Após quatro meses de namoro, já eram sócios numa loja de surfwear. “De lá para cá, 12 empresas fizeram parte do nosso portfólio. Vendemos várias, doamos outras e quebramos algumas. Com duas, vencemos. Acredito que a maturidade, a cumplicidade e a confiança mantiveram nosso amor intacto. Depois desse tempo todo, estamos aprendendo a trabalhar separados também, investindo em projetos paralelos (eu, de empreendedorismo feminino; e ele, de educação financeira). Às vezes, sinto falta dos pitacos dele. Então, ligo e peço uma opinião, que nem sempre coloco em prática. Faço só para senti-lo por perto”, admite Katia.
 

“Também sinto essa necessidade de trocar figurinhas e saber o que ela pensa”, endossa Anibal.
 

Conhecimento e compreensão
 

Conhecer bem seu parceiro é fundamental para conciliar carreira com vida doméstica. “Isso lhe dará maior sensibilidade para interagir”, ressalta o advogado e proprietário da loja de jogos modernos Caverna do Dragão.
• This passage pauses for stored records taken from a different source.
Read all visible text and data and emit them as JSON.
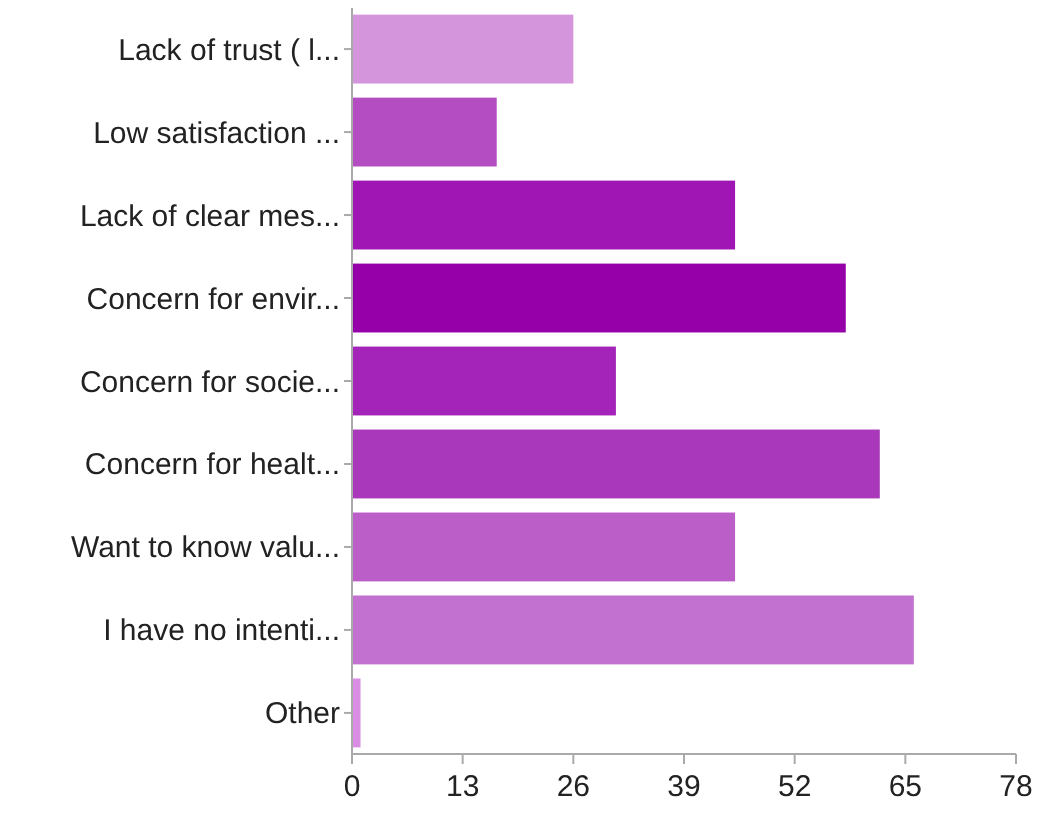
{
  "chart_data": {
    "type": "bar",
    "orientation": "horizontal",
    "categories": [
      "Lack of trust ( l...",
      "Low satisfaction ...",
      "Lack of clear mes...",
      "Concern for envir...",
      "Concern for socie...",
      "Concern for healt...",
      "Want to know valu...",
      "I have no intenti...",
      "Other"
    ],
    "values": [
      26,
      17,
      45,
      58,
      31,
      62,
      45,
      66,
      1
    ],
    "colors": [
      "#d595dc",
      "#b44dc2",
      "#a016b4",
      "#9500a8",
      "#a423b8",
      "#aa38bb",
      "#bb5ec8",
      "#c271d0",
      "#d98ee3"
    ],
    "xlim": [
      0,
      78
    ],
    "xticks": [
      0,
      13,
      26,
      39,
      52,
      65,
      78
    ],
    "grid": false
  }
}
Sua sócia e mulher concorda que essa sensibilidade faz verificar se a outra parte está bem para discutir qualquer tópico a respeito da empresa. “Glauber e eu sentamos para definir estratégias, bolar a programação do mês e também decidir como faremos os investimentos. Como ele advoga, além de trabalhar na Caverna, temos de separar uma parte do dia para que ele possa cumprir com suas obrigações. E, além disso, ainda precisamos dedicar tempo e energia aos filhos.” 
 

O mais importante, na visão de Glauber: “Quando algo me aborrece e fico perto de perder a calma, lembro que a amo, que casei com ela, que é a mãe dos meus filhos enquanto conto até dez. Por estarmos casados, batalhamos
pelos mesmos objetivos no lado financeiro e no pessoal, e isso nos ajuda a manter o foco e a energia para buscar melhores resultados”. Yara garante que os dois se divertem na loja, seja aprendendo algum jogo, seja ensinando aos clientes, e agora ensinando os filhos.
 

Curioso que Glauber, antes de ter a loja conjunta, evitava trabalhar com Yara, por receio de desgastar a relação. “As histórias de casais que terminam o relacionamento por atuarem juntos sempre me causaram medo e ainda causam. Mas a vontade de empreender falou mais alto. Gerimos a loja com a preocupação de não atravessar o sinal nas responsabilidades que cada um assume, para não atrapalhar. E sempre que brota uma opinião divergente, sentamos e procuramos chegar a um consenso“, finaliza Yara.